Butternuts are lovely, eastern American native trees that produce rich, buttery flavored nuts beloved by both humans and animals. These trees are treasures that add grace and beauty to the landscape, but butternut canker disease ruins the appearance of the tree and it is almost always fatal. Find out about preventing and treating butternut canker in this article.
What is Butternut Canker?
Canker in butternut trees prevents the flow of sap up and down the tree. Without the means to transport moisture and nutrients, the tree eventually dies. There is no way to “fix” a canker or cure the disease, but you may be able to extend the life of the tree.
Butternut tree cankers are caused by a fungus called Sirococcus clavigignenti-juglandacearum. Rain splashes the fungal spores onto the trunk or lower branches of a tree where it penetrates through scars left behind by buds, fallen leaves, and through wounds in the bark from insects and other injuries.
Once inside, the fungus causes a softened area that looks like an elongated scar. Over time the scar deepens and becomes larger. The parts of the tree directly above the canker die back. When the canker becomes so large that sap can’t move up the tree, the entire tree dies.
How to Treat Butternut Canker
When you have a canker on the trunk of a butternut tree, there is no chance to save the tree. When you take down the tree, remove all of the debris promptly. The spores can remain alive and able to infect healthy trees for two years or more.
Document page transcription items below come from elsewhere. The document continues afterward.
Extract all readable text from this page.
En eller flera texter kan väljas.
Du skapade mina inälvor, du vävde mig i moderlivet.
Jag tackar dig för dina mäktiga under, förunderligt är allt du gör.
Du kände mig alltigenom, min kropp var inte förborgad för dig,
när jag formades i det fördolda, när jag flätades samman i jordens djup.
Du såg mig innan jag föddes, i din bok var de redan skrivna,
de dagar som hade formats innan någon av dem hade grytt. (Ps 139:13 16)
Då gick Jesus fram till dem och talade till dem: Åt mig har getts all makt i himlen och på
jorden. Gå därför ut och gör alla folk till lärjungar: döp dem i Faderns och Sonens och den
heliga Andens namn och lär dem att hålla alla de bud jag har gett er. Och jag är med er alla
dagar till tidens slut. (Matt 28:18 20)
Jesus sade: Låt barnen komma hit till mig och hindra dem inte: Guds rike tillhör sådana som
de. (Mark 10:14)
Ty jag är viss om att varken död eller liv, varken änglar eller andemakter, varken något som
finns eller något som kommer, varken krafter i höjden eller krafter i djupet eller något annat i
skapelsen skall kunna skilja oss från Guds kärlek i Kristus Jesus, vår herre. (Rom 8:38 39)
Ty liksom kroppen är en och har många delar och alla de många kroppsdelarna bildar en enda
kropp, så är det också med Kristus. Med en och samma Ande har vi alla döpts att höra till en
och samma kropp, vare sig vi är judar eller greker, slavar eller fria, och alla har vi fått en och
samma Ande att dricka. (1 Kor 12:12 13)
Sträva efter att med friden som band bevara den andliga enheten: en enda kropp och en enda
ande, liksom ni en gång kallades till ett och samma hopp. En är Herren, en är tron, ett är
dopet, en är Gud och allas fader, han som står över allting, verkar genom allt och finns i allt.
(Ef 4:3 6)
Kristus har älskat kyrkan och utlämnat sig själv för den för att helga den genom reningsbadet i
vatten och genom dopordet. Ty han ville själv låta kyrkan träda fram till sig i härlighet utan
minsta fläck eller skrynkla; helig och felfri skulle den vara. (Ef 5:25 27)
If the cankers are limited to the branches, removing the branches can extend the life of the tree. Cut back infected branches to about 8 inches (20.5 cm.) beyond the canker. Disinfect pruning equipment after cuts by dipping them in a 10 percent bleach solution or a 70 percent alcohol solution. Hold the pruners in the disinfectant for 30 seconds or more. Disinfect and then rinse and dry your tools before putting them away.
There is little you can do to protect a tree in an area with known butternut canker disease. Healthy trees survive longer in areas with the disease. Keep your tree healthy by making sure that it gets plenty of water and fertilizer. If the tree doesn’t get at least an inch (2.5 cm.) of water per week, consider irrigation. Fertilize in years when the leaves look small or pale and the stems aren’t putting on as much new growth as usual. Don’t fertilize a tree that doesn’t need additional nutrients.